Suriye’de patlak veren ve zamanla iç savaşa dönüşen krizin, ilk başlarda verilen ihtiyatlı mesajları bir kenara bırakırsak, hemen hemen başından beri Esad ve BAAS karşıtı bir pozisyon alan ve nihayetinde mevcut Suriye rejiminin iş başından uzaklaşmasını hedefleyerek bu pozisyonunu tahkim eden Türkiye ve tabii ki AKP iktidarı gelişmelerin sorunu dış güçlerin müdahalesini hızlandırıcı bir noktaya getirmiş olmasını olumlu bulmakla birlikte, yapılacak bu müdahalenin sadece Esad’ın askeri gücünü zayıflatmakla kalmamasını, Suriye yönetiminin toptan uzaklaşmasını sağlayacak adımların bir an önce atılmasını istemektedir.

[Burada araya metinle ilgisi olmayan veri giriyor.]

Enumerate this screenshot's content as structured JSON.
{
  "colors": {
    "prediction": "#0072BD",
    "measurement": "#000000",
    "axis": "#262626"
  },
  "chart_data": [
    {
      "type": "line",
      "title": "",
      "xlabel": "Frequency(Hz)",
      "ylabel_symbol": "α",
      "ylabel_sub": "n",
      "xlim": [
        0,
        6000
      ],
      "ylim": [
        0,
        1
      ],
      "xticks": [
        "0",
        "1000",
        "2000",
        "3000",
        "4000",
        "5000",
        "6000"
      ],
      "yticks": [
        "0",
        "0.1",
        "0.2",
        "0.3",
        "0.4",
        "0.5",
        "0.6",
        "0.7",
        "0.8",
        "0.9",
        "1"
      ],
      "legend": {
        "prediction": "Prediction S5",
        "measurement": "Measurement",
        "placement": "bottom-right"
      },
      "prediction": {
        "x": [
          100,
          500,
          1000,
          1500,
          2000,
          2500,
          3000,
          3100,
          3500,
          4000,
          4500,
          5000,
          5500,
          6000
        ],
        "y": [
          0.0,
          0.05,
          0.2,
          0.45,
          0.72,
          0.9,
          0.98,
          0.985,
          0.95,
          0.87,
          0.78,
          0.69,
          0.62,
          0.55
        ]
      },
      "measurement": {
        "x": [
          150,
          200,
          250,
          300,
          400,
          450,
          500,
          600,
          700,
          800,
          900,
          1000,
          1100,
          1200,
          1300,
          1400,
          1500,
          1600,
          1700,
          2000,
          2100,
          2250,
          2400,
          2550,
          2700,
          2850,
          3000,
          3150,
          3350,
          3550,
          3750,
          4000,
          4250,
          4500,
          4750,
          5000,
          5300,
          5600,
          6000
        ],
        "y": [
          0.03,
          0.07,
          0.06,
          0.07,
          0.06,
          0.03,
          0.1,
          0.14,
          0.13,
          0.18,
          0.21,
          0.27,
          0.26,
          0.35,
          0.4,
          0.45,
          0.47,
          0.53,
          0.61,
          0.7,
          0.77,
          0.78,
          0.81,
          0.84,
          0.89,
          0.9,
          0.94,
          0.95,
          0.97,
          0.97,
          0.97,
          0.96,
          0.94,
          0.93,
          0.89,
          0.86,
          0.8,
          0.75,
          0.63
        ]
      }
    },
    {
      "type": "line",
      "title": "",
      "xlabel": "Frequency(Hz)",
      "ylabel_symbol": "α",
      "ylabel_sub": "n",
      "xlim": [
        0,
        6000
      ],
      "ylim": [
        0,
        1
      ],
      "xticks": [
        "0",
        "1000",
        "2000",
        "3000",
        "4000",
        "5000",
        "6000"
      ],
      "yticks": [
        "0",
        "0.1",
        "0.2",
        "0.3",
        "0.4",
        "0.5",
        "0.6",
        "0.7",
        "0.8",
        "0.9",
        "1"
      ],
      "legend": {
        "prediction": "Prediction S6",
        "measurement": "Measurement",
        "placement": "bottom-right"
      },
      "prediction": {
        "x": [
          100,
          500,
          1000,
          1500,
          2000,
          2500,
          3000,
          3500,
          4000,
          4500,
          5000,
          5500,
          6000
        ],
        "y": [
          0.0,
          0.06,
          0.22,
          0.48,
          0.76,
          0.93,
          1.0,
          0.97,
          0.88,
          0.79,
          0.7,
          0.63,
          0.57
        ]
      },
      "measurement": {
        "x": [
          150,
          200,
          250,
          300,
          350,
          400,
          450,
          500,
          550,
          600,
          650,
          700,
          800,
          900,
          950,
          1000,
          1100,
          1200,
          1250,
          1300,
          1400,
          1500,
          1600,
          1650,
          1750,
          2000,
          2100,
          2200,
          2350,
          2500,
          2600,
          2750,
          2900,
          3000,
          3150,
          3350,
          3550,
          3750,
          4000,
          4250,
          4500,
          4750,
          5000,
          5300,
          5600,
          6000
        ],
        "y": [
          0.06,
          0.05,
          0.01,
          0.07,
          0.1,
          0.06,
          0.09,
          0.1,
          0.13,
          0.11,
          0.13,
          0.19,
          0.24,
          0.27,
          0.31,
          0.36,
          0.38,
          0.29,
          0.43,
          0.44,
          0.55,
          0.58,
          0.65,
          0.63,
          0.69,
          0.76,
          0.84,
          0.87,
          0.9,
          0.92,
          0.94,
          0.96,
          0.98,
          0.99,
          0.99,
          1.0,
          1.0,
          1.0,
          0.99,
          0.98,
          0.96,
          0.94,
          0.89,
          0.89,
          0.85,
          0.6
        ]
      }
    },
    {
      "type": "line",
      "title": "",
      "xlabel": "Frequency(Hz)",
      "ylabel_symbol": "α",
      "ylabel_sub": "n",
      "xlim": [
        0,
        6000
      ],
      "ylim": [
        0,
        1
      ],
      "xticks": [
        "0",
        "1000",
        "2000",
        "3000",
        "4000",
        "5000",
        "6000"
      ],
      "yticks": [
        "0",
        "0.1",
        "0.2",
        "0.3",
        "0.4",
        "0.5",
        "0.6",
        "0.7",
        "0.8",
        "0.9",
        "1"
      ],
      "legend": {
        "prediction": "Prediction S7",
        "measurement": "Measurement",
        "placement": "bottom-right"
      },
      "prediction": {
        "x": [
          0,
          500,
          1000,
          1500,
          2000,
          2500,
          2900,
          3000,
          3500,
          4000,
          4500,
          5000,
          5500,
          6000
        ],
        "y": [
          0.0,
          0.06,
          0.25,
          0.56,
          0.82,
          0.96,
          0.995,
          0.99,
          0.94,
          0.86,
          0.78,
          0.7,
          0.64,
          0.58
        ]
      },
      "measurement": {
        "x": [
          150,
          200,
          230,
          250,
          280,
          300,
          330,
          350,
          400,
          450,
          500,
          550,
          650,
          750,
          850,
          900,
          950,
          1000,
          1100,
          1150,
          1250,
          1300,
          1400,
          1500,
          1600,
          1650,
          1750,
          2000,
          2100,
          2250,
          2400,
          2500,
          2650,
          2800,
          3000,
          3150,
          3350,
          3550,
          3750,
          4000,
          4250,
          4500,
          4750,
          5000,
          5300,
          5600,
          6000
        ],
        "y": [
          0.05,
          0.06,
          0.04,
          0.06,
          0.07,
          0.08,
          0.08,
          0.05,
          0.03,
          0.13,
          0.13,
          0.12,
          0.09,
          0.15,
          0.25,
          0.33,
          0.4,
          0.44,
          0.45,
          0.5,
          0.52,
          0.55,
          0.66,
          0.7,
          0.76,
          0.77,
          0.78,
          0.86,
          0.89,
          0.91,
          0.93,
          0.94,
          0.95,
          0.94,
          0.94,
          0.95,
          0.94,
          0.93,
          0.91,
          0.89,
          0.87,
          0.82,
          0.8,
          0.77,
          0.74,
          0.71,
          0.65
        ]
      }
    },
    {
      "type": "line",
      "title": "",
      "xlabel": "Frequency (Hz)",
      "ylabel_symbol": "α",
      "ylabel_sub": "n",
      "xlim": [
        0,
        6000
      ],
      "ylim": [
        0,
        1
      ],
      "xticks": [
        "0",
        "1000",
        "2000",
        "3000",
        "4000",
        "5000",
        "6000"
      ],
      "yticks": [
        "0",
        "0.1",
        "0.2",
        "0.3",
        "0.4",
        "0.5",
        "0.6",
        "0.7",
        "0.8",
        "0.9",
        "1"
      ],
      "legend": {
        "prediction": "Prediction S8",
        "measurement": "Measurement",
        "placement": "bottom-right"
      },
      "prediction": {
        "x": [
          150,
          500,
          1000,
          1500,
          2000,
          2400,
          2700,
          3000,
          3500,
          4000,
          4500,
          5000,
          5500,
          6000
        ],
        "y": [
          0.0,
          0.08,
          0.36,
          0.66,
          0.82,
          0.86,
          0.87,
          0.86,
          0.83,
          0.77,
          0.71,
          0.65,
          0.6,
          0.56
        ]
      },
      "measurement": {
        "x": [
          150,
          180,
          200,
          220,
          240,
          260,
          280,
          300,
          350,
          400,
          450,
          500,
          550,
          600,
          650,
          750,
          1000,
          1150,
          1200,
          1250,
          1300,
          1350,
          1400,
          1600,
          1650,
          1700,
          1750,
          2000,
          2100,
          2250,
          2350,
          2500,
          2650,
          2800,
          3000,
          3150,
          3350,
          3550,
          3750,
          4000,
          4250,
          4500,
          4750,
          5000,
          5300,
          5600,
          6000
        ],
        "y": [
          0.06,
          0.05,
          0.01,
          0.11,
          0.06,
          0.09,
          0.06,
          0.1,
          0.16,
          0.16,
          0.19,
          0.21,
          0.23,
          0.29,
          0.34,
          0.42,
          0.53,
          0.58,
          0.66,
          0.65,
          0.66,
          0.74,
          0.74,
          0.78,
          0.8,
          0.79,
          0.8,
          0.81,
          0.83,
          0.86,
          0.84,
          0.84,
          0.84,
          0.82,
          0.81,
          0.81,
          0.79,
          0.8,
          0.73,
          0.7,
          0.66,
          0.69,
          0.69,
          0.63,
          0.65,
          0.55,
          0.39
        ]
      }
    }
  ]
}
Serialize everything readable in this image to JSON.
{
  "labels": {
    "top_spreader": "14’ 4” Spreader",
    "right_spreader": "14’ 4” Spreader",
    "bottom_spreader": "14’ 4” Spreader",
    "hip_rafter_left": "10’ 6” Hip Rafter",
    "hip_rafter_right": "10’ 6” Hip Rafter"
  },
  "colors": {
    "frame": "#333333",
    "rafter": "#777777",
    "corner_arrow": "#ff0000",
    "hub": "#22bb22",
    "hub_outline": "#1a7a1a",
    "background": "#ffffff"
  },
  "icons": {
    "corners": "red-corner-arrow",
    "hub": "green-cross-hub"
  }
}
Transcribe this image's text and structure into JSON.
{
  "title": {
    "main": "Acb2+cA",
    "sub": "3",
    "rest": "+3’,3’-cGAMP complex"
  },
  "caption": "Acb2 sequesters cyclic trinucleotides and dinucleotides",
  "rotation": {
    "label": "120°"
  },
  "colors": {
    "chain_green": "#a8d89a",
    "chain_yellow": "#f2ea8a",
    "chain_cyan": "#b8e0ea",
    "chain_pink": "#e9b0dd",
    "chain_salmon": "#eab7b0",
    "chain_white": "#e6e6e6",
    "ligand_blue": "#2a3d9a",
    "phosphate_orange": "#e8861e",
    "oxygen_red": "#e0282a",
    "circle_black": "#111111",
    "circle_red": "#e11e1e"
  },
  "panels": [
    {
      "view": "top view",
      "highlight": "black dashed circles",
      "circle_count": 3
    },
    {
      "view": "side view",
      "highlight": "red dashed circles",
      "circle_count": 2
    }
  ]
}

Krizin başından beri izlediği politikaya bakarsak bu talebinde haklılık payı da yok değil zira yapılacak askeri müdahalenin Esad yönetimini devirme yönü eksik kalınca iç savaşın şiddetinin artacağı ve bundan en çok zararı da Türkiye’nin göreceği muhakkaktır. Türkiye’nin şu ana kadar izlediği politikanın özellikle Müslüman Kardeşler temelli yönünü daha önceki analizlerimizde irdelediğimizden dolayı burada tekrar değerlendirmeyeceğiz ama öyle ya da böyle bu politika uygulandığı ve nihayetinde bu sancılı noktaya gelindiği için olayların gelişimine ve alınacak pozisyonlara bu noktadan sonra bakmakta fayda var.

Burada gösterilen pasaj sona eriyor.